To combat task saturation, high performers can use the same strategies that fighter pilots employ:

  1. Checklists: Use checklists to navigate through tasks efficiently, reduce stress, and avoid common mistakes. Checklists act as a memory jogger and a quick guide, based on standard operating procedures, training, and experience. They can help build momentum and guide through choke points.
  2. Cross-checks: In a fighter pilot’s cockpit, there are hundreds of instruments. However, only a few are vital for flight control. Similarly, high performers can identify their vital few “gauges” or indicators that tell them how they are performing. Regular data inputs from these “instruments” and disciplined cross-checking help maintain focus on what truly matters.

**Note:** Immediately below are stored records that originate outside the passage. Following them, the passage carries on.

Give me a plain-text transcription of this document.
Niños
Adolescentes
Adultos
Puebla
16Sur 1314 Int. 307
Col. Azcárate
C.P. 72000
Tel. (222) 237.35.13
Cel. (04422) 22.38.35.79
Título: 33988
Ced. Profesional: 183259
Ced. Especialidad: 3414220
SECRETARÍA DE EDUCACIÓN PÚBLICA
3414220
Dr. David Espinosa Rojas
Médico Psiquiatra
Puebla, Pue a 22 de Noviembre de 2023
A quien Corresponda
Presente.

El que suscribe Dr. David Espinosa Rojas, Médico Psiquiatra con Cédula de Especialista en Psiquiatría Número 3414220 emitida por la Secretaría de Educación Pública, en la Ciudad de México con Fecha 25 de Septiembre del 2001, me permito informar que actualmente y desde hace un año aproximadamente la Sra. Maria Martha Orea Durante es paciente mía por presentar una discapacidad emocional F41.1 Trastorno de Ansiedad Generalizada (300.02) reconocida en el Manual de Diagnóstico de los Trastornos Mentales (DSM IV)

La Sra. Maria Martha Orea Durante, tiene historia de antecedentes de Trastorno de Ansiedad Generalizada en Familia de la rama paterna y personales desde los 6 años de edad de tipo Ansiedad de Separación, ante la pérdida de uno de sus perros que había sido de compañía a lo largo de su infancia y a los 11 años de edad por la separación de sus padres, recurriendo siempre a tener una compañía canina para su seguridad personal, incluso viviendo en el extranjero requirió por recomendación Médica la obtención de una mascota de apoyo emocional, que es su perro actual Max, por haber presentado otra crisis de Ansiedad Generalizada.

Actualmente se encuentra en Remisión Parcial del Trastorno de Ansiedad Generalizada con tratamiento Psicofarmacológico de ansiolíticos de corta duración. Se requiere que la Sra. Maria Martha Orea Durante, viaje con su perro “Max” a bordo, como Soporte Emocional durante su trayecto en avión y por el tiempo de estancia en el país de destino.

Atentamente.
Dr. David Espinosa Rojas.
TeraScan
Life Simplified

  3. Mutual Support: Fighter pilots never operate alone; they always have a wingman. Likewise, high performers can use their support network to back them up, catch what they miss, and offer help when needed. This strategy promotes teamwork and shared responsibility, essential elements in mitigating task saturation.


Like fighter pilots, high performers can combat task saturation with checklists, cross-checks, and mutual support. By adopting these strategies, professionals can manage their workload more effectively, improve their performance, and reduce execution errors. It is a testament to the fact that complex problems often have simple solutions—if only we look in the right places.